Ben Stein has written, even by his standards, a shockingly racist article in The American Spectator which is jaw-dropping both for its bigotry and idiocy.
It's an article within which, ironically, Stein argues that racism no longer exists for white folks ... just see for yourself:
White people have pretty much given up racism as a factor in their lives. They have to worry about jobs and education and families. Thus, there are none, not any major white leaders of any kind whose stock in trade is whipping up race hatred.
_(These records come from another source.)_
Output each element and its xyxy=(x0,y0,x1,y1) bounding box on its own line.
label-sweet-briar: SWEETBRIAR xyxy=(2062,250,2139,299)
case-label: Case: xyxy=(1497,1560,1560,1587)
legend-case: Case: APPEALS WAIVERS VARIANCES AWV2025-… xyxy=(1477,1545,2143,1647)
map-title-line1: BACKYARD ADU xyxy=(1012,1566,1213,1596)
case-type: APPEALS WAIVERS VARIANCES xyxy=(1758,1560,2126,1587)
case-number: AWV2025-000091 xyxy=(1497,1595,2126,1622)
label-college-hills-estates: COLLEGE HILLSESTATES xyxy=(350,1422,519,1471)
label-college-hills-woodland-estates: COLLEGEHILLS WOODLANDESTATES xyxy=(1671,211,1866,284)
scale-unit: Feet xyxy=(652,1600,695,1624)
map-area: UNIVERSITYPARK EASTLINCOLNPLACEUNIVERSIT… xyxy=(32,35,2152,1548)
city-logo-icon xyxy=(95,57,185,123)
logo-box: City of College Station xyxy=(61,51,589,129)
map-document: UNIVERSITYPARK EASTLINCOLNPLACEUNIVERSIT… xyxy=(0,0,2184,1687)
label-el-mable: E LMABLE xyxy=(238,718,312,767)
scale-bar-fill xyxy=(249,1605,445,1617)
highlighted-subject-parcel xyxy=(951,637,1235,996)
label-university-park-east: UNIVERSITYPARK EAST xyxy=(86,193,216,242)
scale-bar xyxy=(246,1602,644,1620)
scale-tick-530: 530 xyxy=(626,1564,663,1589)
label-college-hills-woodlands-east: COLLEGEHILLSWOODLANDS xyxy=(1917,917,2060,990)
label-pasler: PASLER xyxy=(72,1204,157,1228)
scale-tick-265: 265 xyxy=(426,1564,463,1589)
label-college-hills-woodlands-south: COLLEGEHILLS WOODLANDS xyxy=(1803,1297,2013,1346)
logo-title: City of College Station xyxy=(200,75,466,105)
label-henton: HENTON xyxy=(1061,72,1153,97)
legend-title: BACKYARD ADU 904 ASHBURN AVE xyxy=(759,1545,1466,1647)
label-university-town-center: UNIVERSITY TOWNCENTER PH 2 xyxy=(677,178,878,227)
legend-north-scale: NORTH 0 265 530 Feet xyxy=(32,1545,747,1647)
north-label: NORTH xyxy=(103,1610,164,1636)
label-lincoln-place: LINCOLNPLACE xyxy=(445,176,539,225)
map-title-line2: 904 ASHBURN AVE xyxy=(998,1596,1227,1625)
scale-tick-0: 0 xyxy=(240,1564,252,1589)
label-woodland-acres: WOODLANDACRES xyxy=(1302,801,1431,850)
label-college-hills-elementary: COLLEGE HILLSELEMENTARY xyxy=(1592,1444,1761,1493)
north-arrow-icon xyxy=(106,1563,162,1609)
That movement simply does not exist.
But among “black leaders,” who really can no longer make credible claims about racism now that we have a black President, who really have no answers to the crisis in the black community, a chance to distract people from their own powerlessness is a golden opportunity.
Yes, racism no longer exists for Stein because jobs and a black President.
Now, you might wonder why Stein is even babbling on about such things. The occasion for Stein's article is to defend George Zimmerman, to rescue him from the anti-white frenzy whipped up by the liberal media's manufactured racism narrative.
He's out to show that white people don't suck anymore.
In doing so, Stein manages to craft some of the most offensive and racist passages I've read in a conservative publication in some time.
I don't even know what to say:
It horrifies me that the media has tried to turn this sad case into an occasion to make black people hate white people. It horrifies me that Mr. Obama has joined in. His assertion that he could have been Martin is breathtakingly dishonest. If Obama had been Martin, he would have talked Zimmerman out of his watch and his wallet and then gotten a scholarship to college for writing about it. Martin was a dangerously violent kid. Obama was and always has been a politician.
But it’s worse than this: the black community in this nation is in crisis. It has a disastrous situation in terms of education, lack of work habits, complete collapse of the family, wild overuse of drugs, violence, and generally behavior that is destructive to itself and far too many other people. (Obviously, this applies only to some black people. I work every day and you work every day with black people who are in fine shape, much better shape than I am in.)
Shorter Stien: not
all black people suck. (Oh, and Obama would have stolen Zimmerman's wallet.)
Stein's main point is that black people have it good today, much better than when things were really bad. Much better than when there were, you know, actual racists.
I suppose it's something about which he knows plenty.